Der Umfang von Auskunfts- und Einsichtsrechten des Betriebsrats ist immer wieder Streitthema in der Praxis. Das Bundesarbeitsgericht (BAG) hat kürzlich klargestellt, dass der Betriebsrat eine dauerhafte Überlassung der Bruttoentgeltlisten im Rahmen des Entgelttransparentgesetzes (EntgTranspG) zu keiner Zeit verlangen kann. Zudem hat der Betriebsrat nur für den Fall ein Einsichtsrecht nach dem EntgTranspG in Bruttoentgeltlisten, wenn er für individuelle Auskunftsverlangen der Beschäftigten zuständig ist (vgl. Urteil vom 29. September 2020 – Az.: 1 ABR 32/19).
Zweck des 2017 in Kraft getretenen EntgTranspG ist es, gleiches Entgelt für Frauen und Männer bei gleicher oder gleichwertiger Arbeit sicherzustellen. Beschäftigte in Betrieben mit in der Regel mehr als 200 Beschäftigten haben einen Auskunftsanspruch, durch den sie das Gehalt einer Person des anderen Geschlechts, die eine gleiche oder gleichwertige Tätigkeit wie sie selbst ausübt, erfahren und so eine etwaige Ungleichbezahlung überprüfen können. Bei Verstoß gegen das Entgeltgleichheitsgebot kann die (oder auch der) betroffene Beschäftigte eine Anpassung des Gehalts nach oben verlangen.
Nach der Gesetzeskonzeption ist grundsätzlich der Betriebsrat für die Auskunftsverlangen der Beschäftigten zuständig. Um der Anfrage nachkommen zu können, hat der Betriebsrat ein Einsichtsrecht gegen den Arbeitgeber in die nach Geschlecht aufgeschlüsselten Bruttoentgeltlisten. Der Arbeitgeber kann jedoch auch von der Möglichkeit Gebrauch machen, die Erfüllung von Auskunftsverlangen zu übernehmen und so dem Betriebsrat die Zuständigkeit zu entziehen.
Der Betriebsrat machte gegen die Arbeitgeberin – ein im Gesundheitswesen tätiges Unternehmen – einen Anspruch auf dauerhafte Überlassung der nach Geschlecht aufgeschlüsselten Bruttoentgeltlisten für einen bestimmten, in der Vergangenheit liegenden Zeitraum, geltend.
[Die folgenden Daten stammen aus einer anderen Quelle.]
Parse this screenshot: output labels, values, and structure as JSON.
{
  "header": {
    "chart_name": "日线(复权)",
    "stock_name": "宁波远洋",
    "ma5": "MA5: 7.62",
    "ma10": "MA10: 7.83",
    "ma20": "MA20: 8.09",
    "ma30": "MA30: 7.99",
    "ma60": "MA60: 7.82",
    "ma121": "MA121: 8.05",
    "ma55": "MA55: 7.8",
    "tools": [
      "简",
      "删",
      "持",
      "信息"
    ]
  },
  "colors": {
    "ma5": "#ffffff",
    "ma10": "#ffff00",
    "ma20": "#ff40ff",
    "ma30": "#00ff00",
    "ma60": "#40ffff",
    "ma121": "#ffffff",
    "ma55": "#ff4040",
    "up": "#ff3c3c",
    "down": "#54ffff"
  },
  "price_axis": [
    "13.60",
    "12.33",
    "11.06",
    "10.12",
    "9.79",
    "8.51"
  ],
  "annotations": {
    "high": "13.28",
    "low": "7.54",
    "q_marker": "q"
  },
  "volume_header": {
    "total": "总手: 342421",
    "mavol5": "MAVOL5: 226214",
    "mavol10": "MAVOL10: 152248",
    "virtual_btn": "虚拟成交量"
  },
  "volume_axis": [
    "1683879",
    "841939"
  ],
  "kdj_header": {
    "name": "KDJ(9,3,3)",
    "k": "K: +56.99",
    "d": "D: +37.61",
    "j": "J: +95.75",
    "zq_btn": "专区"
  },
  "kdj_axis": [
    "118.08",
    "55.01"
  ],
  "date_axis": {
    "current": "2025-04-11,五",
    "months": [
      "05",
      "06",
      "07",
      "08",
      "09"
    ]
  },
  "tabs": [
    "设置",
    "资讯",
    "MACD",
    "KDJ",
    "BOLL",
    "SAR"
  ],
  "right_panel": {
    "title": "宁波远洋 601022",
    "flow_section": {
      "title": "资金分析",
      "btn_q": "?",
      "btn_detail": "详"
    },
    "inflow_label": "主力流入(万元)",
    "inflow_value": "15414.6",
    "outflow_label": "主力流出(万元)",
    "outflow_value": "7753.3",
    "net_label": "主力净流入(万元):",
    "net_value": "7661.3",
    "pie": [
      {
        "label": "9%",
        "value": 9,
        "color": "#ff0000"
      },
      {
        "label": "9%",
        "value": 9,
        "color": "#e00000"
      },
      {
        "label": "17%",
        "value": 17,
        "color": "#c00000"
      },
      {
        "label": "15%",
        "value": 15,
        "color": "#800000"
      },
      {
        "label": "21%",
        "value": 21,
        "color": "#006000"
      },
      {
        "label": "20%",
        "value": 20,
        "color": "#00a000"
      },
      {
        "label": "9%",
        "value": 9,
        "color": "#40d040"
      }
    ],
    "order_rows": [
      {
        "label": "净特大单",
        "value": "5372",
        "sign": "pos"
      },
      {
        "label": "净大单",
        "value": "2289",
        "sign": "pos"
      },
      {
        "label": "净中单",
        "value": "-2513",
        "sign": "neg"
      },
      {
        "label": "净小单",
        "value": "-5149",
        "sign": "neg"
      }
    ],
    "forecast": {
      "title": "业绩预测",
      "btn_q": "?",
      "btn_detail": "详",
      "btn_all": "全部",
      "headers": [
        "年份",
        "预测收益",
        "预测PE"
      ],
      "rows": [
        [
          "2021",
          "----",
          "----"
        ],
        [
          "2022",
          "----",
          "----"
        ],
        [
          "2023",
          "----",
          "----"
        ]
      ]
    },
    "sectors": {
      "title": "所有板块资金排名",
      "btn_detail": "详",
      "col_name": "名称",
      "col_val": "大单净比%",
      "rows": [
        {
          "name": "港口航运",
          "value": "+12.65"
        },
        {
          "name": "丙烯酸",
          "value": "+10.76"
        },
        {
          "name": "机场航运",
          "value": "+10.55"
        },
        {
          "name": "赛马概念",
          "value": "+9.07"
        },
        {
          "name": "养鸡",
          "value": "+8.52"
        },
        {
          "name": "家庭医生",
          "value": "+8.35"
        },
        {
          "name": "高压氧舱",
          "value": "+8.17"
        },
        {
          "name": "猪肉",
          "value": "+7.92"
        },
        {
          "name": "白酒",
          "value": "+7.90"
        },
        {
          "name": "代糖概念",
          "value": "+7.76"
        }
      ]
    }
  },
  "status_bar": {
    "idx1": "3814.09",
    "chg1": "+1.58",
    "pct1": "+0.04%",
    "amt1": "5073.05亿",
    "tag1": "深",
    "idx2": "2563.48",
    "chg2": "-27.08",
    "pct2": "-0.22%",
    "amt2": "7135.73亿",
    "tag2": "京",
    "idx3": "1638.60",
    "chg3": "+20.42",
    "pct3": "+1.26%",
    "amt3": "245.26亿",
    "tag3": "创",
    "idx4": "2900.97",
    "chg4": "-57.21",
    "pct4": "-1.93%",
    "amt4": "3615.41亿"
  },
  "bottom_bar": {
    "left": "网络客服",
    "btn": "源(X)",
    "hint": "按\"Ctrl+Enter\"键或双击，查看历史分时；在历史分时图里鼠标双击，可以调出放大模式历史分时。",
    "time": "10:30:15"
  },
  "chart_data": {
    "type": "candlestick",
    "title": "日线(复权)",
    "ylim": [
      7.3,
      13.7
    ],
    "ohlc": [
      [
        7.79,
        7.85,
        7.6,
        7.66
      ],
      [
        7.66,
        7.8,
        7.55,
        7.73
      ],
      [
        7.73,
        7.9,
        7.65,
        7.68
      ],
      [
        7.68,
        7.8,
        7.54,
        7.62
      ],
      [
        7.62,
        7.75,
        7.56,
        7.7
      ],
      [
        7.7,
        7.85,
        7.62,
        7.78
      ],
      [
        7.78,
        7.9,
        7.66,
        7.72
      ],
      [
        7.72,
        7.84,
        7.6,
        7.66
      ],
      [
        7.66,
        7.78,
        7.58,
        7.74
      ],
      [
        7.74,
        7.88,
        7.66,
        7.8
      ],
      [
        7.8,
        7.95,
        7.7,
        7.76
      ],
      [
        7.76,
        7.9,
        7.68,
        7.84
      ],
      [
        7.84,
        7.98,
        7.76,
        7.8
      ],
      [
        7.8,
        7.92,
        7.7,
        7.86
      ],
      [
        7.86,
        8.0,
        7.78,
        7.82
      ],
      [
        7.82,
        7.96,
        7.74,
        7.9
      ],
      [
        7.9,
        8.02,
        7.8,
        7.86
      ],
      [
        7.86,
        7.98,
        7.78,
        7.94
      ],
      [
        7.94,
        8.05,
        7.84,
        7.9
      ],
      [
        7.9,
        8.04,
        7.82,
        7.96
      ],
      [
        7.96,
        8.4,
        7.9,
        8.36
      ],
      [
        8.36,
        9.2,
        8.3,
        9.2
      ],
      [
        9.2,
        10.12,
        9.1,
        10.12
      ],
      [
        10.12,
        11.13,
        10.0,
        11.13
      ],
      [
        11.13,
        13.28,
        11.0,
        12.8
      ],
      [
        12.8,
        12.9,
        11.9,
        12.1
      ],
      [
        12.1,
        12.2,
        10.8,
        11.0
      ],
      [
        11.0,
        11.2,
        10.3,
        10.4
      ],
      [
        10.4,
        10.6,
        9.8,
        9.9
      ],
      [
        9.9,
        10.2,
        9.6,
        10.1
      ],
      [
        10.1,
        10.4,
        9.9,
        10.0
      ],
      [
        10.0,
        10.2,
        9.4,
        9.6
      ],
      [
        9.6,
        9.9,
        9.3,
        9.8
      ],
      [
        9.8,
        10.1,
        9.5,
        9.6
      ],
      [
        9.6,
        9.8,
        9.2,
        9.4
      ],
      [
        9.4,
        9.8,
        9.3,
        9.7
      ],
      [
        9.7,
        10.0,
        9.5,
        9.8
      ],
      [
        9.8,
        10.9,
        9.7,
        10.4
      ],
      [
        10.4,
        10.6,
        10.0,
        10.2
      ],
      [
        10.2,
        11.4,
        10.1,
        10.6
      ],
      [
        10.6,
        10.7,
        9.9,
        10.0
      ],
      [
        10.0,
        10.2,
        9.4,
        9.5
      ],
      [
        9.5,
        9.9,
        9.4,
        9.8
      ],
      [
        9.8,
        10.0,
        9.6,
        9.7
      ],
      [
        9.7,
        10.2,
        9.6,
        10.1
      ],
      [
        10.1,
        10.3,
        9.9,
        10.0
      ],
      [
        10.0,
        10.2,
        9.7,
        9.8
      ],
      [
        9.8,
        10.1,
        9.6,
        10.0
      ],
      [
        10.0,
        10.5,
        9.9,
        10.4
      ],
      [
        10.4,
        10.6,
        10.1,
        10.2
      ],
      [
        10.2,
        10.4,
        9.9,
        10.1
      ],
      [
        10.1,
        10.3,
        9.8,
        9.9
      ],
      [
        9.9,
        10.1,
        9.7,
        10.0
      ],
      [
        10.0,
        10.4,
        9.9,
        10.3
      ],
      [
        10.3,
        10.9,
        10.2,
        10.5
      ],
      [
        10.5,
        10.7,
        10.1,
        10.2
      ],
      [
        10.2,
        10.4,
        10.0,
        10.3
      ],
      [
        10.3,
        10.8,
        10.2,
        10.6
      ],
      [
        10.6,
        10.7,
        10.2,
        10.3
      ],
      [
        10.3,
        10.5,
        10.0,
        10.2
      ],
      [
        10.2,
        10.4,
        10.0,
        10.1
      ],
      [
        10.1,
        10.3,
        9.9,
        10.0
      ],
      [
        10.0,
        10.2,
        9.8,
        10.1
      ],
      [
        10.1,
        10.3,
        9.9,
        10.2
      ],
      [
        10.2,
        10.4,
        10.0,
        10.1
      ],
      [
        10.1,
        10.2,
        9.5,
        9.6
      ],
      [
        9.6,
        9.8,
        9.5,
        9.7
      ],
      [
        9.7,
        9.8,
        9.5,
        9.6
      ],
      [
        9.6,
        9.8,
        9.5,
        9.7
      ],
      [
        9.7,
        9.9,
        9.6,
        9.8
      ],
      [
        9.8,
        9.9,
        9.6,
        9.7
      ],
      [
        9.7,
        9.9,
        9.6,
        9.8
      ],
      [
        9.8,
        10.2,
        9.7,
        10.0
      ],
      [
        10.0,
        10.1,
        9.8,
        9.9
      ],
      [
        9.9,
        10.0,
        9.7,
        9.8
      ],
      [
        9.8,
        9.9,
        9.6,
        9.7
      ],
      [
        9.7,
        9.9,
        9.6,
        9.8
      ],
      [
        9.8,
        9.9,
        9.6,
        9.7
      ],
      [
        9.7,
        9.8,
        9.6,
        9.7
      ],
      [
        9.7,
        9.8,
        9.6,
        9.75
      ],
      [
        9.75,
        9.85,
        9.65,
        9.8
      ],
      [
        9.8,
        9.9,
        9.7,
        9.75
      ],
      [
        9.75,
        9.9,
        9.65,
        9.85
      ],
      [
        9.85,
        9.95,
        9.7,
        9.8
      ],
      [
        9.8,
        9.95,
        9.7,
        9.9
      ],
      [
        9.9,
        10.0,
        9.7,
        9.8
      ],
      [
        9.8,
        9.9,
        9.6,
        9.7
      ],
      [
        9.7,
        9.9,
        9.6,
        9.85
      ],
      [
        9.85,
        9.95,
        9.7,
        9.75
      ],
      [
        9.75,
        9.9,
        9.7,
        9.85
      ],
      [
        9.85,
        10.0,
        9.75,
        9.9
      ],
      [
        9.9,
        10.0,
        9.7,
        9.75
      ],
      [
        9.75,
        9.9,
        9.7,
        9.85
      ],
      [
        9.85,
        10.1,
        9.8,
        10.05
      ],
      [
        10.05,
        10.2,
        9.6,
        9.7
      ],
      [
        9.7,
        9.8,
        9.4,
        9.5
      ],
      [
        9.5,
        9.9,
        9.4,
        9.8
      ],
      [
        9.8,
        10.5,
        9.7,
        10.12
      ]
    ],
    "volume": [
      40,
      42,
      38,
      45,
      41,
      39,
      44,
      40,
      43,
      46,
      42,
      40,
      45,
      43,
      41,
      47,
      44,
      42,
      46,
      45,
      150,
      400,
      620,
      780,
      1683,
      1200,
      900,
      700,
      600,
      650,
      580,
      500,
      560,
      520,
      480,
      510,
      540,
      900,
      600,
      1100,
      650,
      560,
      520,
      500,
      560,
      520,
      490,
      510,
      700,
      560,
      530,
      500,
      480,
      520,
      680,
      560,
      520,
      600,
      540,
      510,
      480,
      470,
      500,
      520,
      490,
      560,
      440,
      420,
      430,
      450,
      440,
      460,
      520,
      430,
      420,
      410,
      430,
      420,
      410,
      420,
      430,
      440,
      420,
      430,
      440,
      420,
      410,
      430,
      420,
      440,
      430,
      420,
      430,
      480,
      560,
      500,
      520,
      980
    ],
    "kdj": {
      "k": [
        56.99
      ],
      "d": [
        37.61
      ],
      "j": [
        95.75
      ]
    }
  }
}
Die Aushändigung der Listen sei notwendig, damit der Betriebsrat seiner Aufgabe zur Förderung von Entgeltgleichheit und seinen betriebsverfassungsrechtlichen Überwachungspflichten nachkommen könne. Da die Arbeitgeberin dies verweigerte, leitete der Betriebsrat ein Beschlussverfahren ein.
Wie schon die Vorinstanzen verwehrte auch das BAG dem Betriebsrat sowohl die dauerhafte Überlassung als auch das Einsichtsrecht in die Entgeltlisten. Eine Überlassung sehe weder § 13 Abs. 2 Satz 1 EntgTranspG noch § 80 Abs. 2 Satz 2 HS. 2 BetrVG vor.
Zum anderen befand das BAG, dass ein Einsichtsrecht des Betriebsrats nach dem EntgTranspG nur für den Fall besteht, dass dieser für die Beantwortung individueller Auskunftsverlangen der Beschäftigten zuständig ist. Ob dies der Fall ist, hängt von der konkreten Regelung im Betrieb ab. Der Anspruch besteht also dann nicht (mehr), wenn der Arbeitgeber die Auskunftserteilung nach § 14 Abs. 2 EntgTranspG an sich gezogen hat und deshalb allein für diese zuständig ist (so bereits BAG 28. Juli 2020 – Az.: 1 ABR 6/19).
Im Übrigen lehnte das BAG auch einen Anspruch auf Überlassung der Listen auf Basis des allgemeinen Auskunftsanspruchs des Betriebsrats zur Erfüllung seiner Aufgaben ab (§ 80 Abs. 2 Satz 2 HS. 2 i. V. m. HS. 1 BetrVG). Bei einem Verweis auf seine „Aufgabe zur Förderung der Durchsetzung der Entgeltgleichheit“ bedürfe es näherer Darlegung, für welche konkreten Förderungsmaßnahmen bestimmte Auskünfte benötigt werden. Dies sei insbesondere deshalb erforderlich gewesen, weil die Entgeltlisten für einen bereits vergangenen Zeitraum angefordert wurden und so der Zukunftsbezug nicht deutlich werde.